The Uganda House in Kinshasa was among several diplomatic missions targeted by angry mobs, who looted and set parts of the embassy ablaze.
According to the Ministry of Foreign Affairs in Kampala on Tuesday, Uganda’s embassy was breached, with crowds ransacking the premises and making off with valuable items.
Amateur footage shared online showed chaotic scenes of protesters vandalizing vehicles, smashing windshields, and scavenging engine parts.
The looters later set parts of the building on fire, with thick smoke billowing from burning car tires nearby.
The attacks on diplomatic missions were not limited to Uganda’s embassy. Rwanda, Kenya, South Africa, France, and other nations also saw their embassies breached, with demonstrators attempting but failing to breach barricades at the US Embassy.
Kenya’s government condemned the attacks, calling on DRC authorities to restore order and protect foreign missions.
The unrest followed M23’s occupation of Goma on Monday, where the rebels were met with cheers from local residents as they moved to secure the city.
A door-to-door operation by M23 uncovered large caches of weapons and ammunition, though sporadic gunfire punctuated their efforts.
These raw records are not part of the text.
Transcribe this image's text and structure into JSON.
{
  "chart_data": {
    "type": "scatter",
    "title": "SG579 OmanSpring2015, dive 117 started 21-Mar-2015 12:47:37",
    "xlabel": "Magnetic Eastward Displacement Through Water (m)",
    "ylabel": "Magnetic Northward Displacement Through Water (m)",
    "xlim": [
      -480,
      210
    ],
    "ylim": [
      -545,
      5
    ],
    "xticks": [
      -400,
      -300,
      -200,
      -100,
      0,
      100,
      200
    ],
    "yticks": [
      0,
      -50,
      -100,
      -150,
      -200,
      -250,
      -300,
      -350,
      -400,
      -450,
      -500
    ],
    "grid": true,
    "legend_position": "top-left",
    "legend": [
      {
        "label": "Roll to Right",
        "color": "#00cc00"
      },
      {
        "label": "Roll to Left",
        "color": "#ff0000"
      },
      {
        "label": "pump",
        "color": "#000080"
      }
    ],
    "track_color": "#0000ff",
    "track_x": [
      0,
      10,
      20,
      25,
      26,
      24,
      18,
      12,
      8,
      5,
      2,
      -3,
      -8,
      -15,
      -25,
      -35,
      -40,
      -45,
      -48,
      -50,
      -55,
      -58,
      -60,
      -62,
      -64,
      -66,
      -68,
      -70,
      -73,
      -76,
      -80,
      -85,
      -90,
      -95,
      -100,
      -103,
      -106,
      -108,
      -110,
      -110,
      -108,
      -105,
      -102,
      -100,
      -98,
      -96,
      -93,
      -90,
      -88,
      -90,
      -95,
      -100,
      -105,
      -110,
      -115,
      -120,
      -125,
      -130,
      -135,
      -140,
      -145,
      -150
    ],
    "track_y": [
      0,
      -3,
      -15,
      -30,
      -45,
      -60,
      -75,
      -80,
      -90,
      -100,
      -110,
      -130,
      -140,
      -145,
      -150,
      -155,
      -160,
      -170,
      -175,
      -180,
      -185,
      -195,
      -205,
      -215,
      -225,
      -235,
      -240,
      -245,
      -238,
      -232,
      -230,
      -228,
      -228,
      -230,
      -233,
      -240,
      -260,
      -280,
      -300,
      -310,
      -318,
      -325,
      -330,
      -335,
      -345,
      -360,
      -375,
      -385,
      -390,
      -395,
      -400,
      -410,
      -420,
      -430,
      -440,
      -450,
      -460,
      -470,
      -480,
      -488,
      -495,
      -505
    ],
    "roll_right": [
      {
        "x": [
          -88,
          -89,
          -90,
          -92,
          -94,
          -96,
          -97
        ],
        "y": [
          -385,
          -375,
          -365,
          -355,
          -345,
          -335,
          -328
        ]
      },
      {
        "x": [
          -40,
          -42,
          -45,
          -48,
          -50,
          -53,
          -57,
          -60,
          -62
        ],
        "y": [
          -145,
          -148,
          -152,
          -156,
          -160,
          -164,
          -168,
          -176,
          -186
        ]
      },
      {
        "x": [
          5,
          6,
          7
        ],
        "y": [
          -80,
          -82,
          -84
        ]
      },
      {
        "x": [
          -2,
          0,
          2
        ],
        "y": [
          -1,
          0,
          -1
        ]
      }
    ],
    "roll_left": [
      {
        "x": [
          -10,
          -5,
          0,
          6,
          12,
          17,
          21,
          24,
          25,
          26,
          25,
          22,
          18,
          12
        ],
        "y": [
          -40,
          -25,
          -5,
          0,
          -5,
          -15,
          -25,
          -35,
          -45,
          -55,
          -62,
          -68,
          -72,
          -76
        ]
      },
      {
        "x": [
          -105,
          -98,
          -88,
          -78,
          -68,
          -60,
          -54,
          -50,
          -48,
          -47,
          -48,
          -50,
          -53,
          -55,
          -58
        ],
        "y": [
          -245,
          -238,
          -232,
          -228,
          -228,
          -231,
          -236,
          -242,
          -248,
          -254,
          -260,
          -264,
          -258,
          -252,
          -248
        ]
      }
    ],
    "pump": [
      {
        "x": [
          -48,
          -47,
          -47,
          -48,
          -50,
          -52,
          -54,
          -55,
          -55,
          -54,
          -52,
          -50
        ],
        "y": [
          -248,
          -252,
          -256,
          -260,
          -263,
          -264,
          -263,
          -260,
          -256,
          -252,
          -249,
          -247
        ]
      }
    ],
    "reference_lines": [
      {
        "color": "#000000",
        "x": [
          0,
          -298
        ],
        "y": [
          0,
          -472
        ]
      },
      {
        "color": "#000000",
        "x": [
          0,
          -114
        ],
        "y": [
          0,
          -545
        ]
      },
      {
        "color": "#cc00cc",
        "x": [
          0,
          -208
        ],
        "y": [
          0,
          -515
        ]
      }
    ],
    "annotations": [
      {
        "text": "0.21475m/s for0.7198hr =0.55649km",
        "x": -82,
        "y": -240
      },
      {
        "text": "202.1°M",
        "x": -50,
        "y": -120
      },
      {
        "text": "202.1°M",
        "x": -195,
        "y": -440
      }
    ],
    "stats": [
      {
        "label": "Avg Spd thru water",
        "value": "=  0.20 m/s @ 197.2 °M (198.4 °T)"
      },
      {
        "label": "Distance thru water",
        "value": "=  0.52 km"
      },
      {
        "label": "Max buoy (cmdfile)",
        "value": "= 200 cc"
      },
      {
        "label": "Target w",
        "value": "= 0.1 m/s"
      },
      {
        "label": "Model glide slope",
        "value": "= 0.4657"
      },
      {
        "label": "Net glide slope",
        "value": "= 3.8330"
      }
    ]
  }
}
In stark contrast, Kinshasa descended into chaos, with government-backed protests seeing bonfires lit in the streets as looters wreaked havoc on diplomatic missions.
The incident has drawn sharp criticism, with calls for accountability and measures to prevent further violence against foreign entities.
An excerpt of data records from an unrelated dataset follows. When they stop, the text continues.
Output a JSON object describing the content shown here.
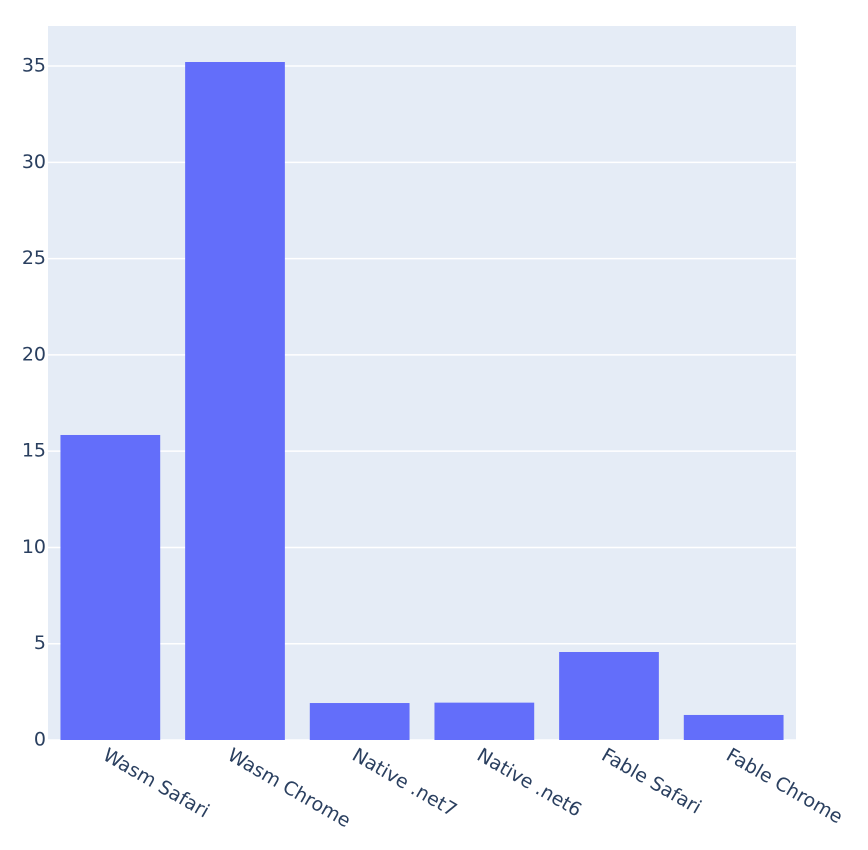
{
  "chart_data": {
    "type": "bar",
    "categories": [
      "Wasm Safari",
      "Wasm Chrome",
      "Native .net7",
      "Native .net6",
      "Fable Safari",
      "Fable Chrome"
    ],
    "values": [
      15.84,
      35.21,
      1.92,
      1.94,
      4.57,
      1.3
    ],
    "color": "#636efa",
    "ylim": [
      0,
      37.08
    ],
    "yticks": [
      0,
      5,
      10,
      15,
      20,
      25,
      30,
      35
    ],
    "grid": true
  }
}
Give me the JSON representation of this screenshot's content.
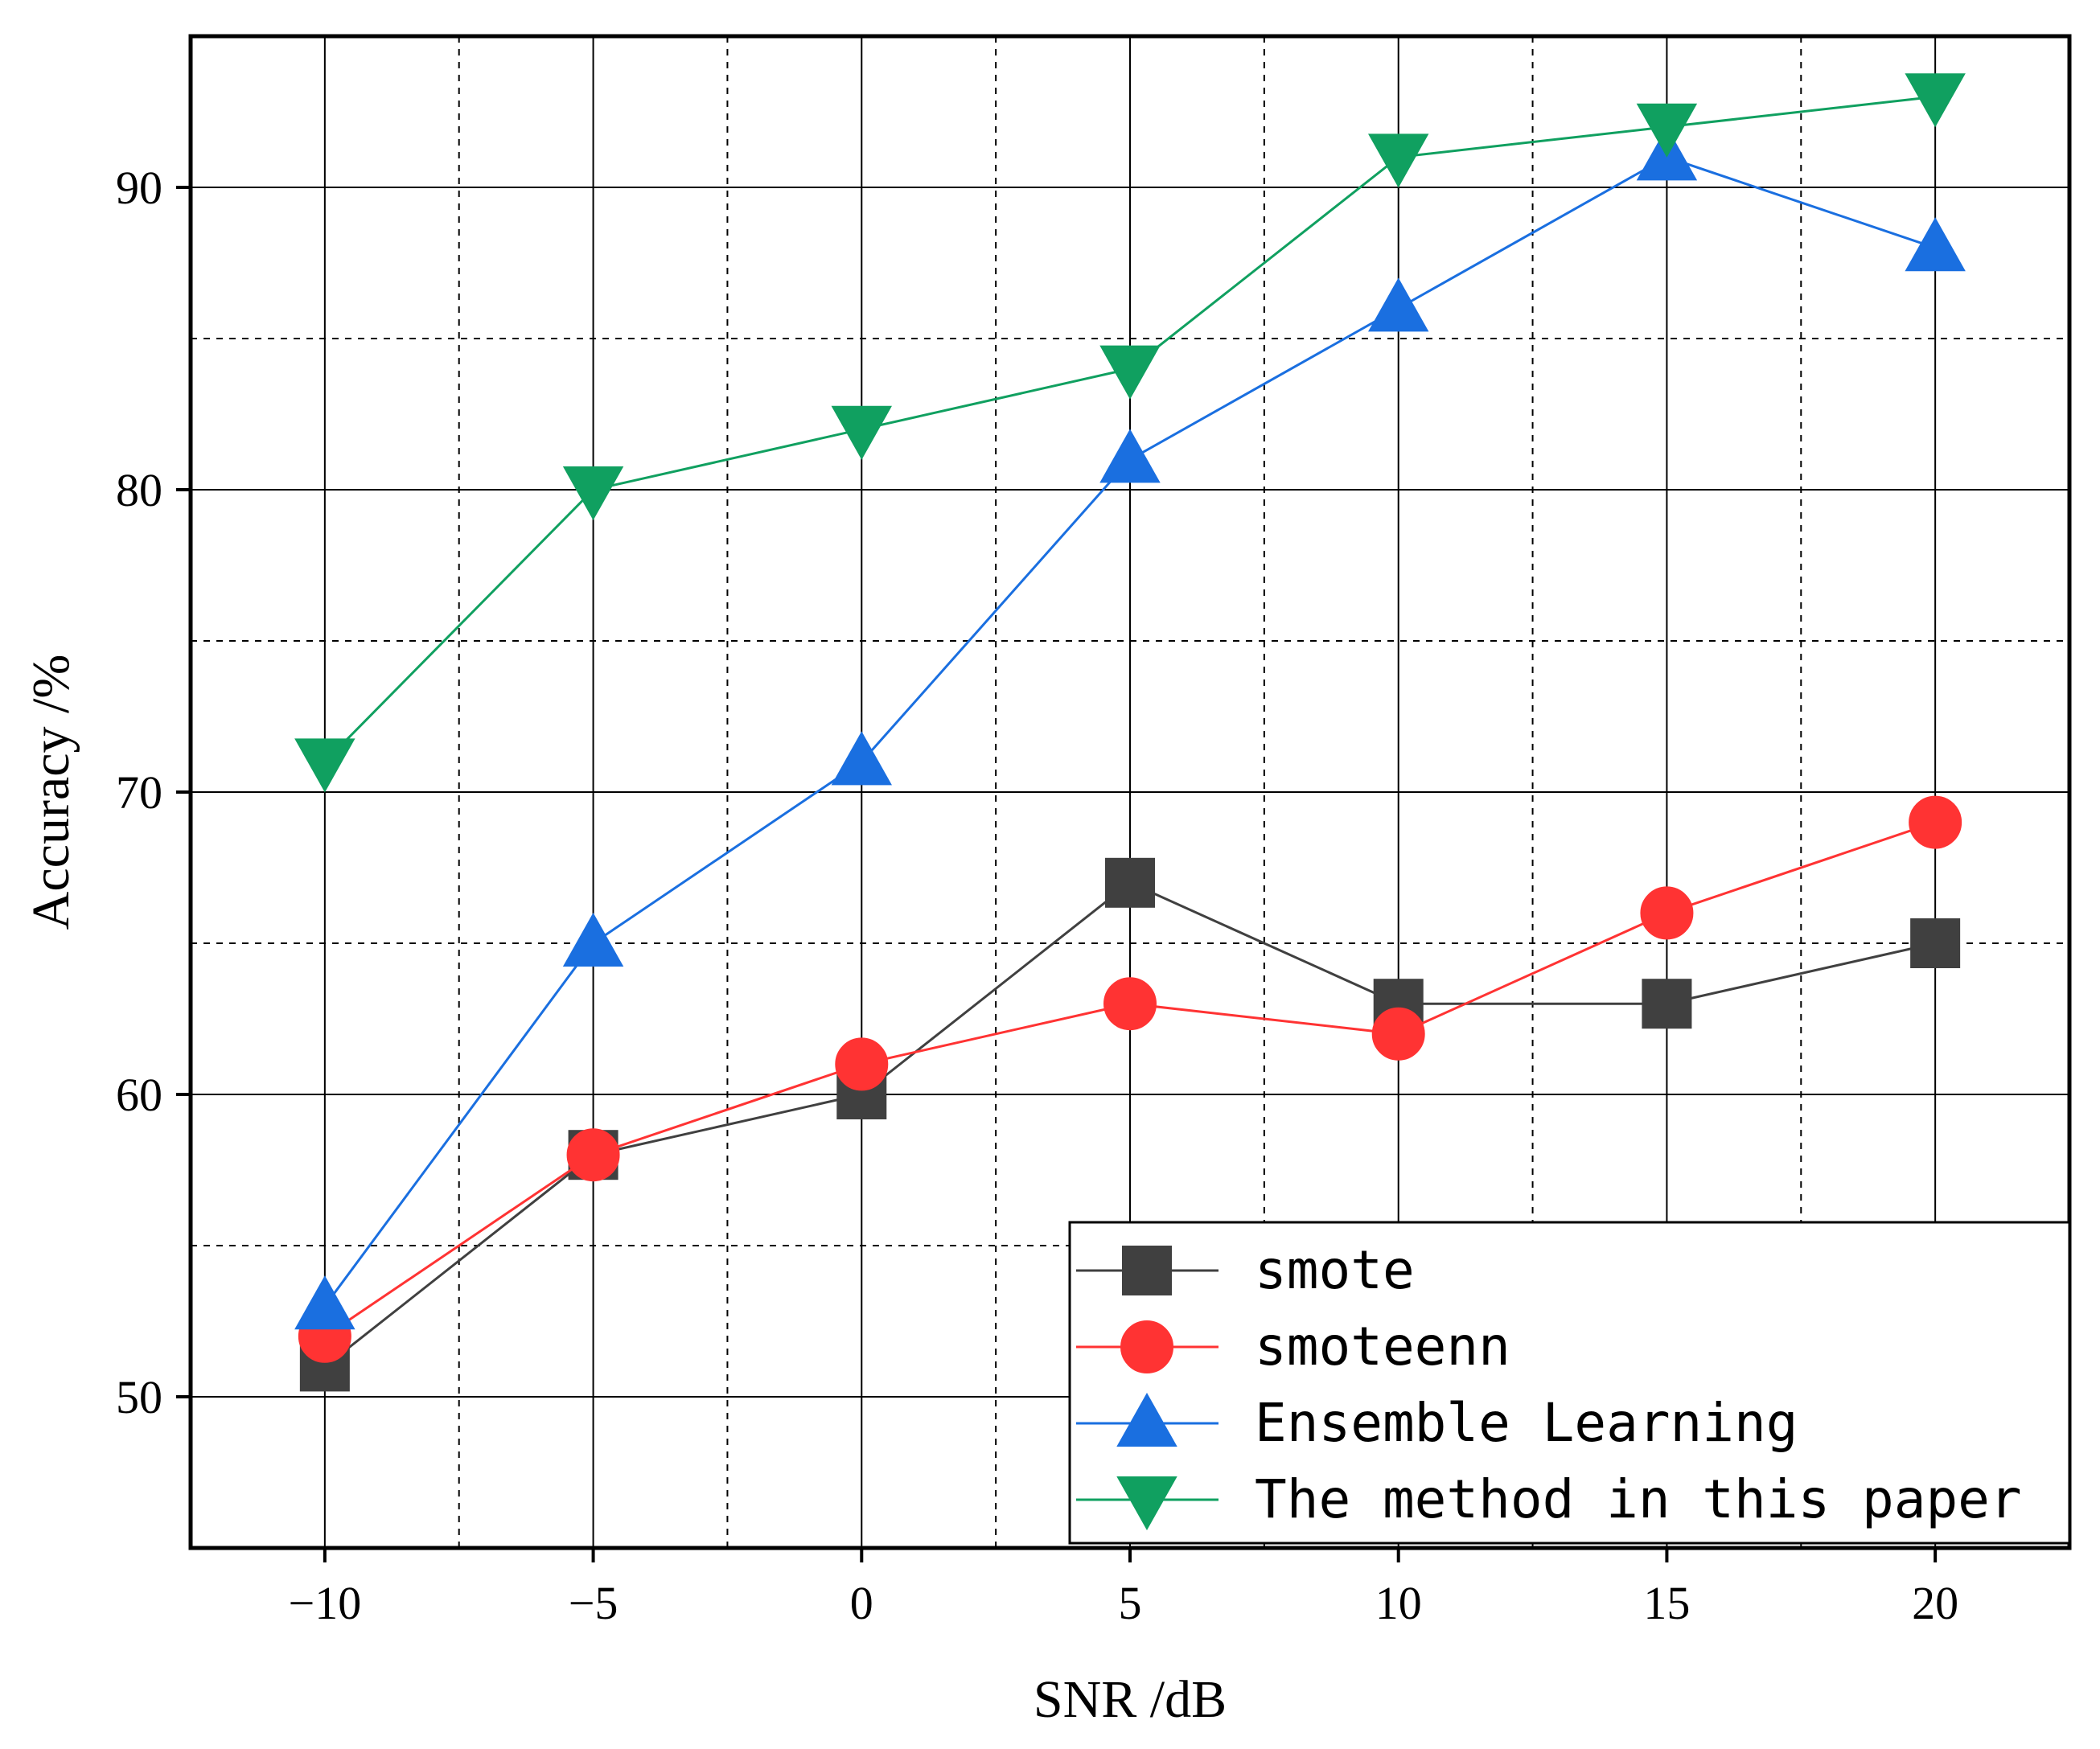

Persecondnews reports that corruption in the Democratic Republic of the Congo is widespread at all levels of government, ranging from petty bribery involving local bureaucrats to grand-scale embezzlement of public funds by political elites.
Transparency International’s Corruption Perceptions Index, which measures how effectively countries are perceived to control public-sector corruption, consistently ranks the DRC near the bottom.